Tradição e nostalgia das antigas vendas e botecos

(Por Arnaldo Silva) A geração atual convive com grandes hipermercados, lojas de conveniências, bares sofisticados e shoppings. A geração anterior, vivia nos tempos dos antigos armazéns de Secos e Molhados, botequins e vendas de esquina. Embora antigos, são tradicionais e alguns resistem ao tempo e modernidade, estando presentes, mesmo que em menor número, em todas as cidades mineiras, inclusive na capital.
          As mercearias e armazéns tem praticamente o mesmo significado e funcionavam no mesmo lugar. Os armazéns surgiram em Minas Gerais, nos tempos do Brasil Colônia. Era um espaço amplo, onde eram armazenados produtos secos e molhados, para serem vendidos nas mercearias. Eram os armazéns que abasteciam as mercearias e em sua maioria, os armazéns também eram mercearias.(na foto acima de Lucas Vieira, a tradicional Venda do Zeca na Zona Rural de Jaboticatubas MG, na MG-10, Km 98, na ativa desde 1911)
          Eram os armazéns que abasteciam as mercearias e em sua maioria, os armazéns também eram mercearias.(na foto acima do Fabinho Augusto, uma antiga e tradicional que existiu em Barro Branco, distrito de Ponte Nova MG, até bem pouco tempo)

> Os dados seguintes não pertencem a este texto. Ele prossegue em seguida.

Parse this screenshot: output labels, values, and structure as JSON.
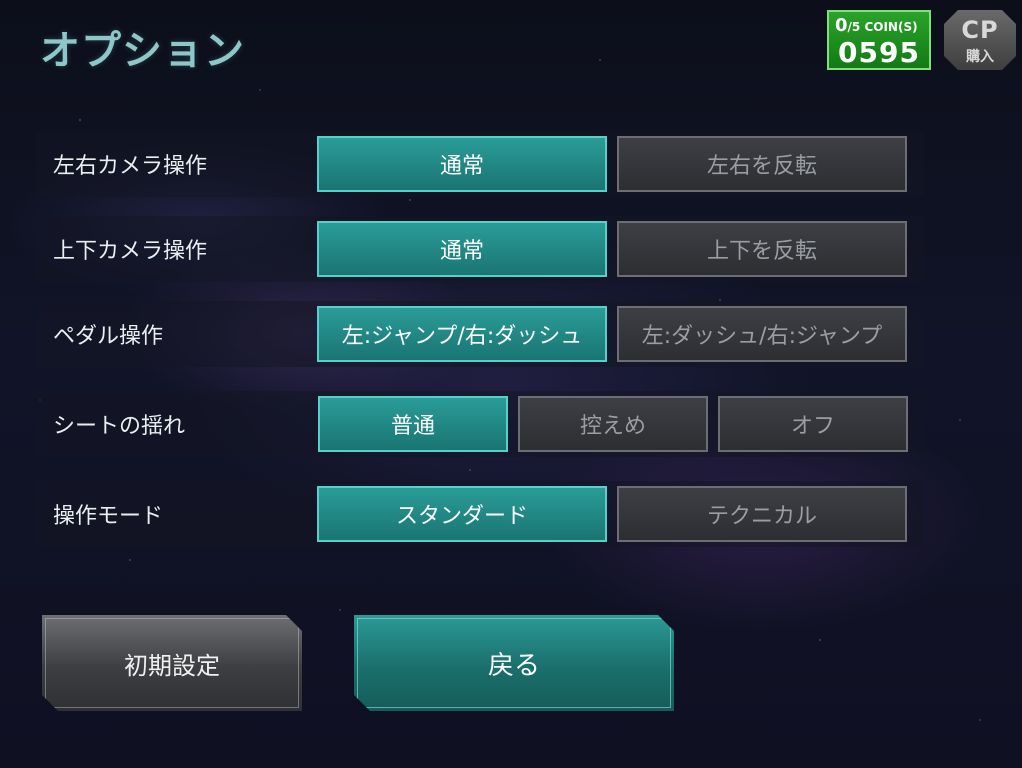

As mercearias e armazéns          
          No significado geral, mercearia era uma loja para venda das especiarias, bebidas, gêneros alimentícios e miudezas de uso doméstico, que ficavam armazenadas nos armazéns, garantindo assim estoque. As construções eram divididas. A frente era a mercearia e os fundos, o armazém, onde os estoques eram guardados.
          
 Eram lojas formais, presentes nos grandes distritos e cidades, que vendiam seus produtos em suas mercearias, bem como, para outras mercearias. Os armazéns eram comércios atacadistas e varejistas. (na foto acima de Elpídio Justino de Andrade, um desses tradicionais armazéns, que também eram mercearias. É o Armazém 2 Irmãos, datado de 1854, em Faria Lemos MG, Zona da Mata)
          Compravam e vendiam produtos oriundos das fazendas como feijão, arroz, manteiga, banha, fumo, palha para cigarro, linguiça, carnes, leite, doces, queijos, etc., e principalmente, de necessidades básicas que não eram fabricados nas cidades onde estavam estabelecidos, como sal, querosene, tecidos, linhas, agulhas, lamparinas, panelas, penicos, baldes, ferramentas, roupas, sapatos, chapéus, etc. Esses produtos chegavam às cidades pelos tropeiros ou mesmo, em carros de bois. Eram viagens longas, que levavam meses.
Boteco, Botica e Botequim
          Existiam também nas pequenas vilas e cidades, os botecos ou botequins, sendo estes muitos populares. A origem do boteco vem de botica, que literalmente, era uma caixa de madeira, tradicional em Portugal e introduzida no Brasil, nos tempos do Brasil Colônia. Nessa caixa de madeira eram colocados remédios e levados às cidades e vilas.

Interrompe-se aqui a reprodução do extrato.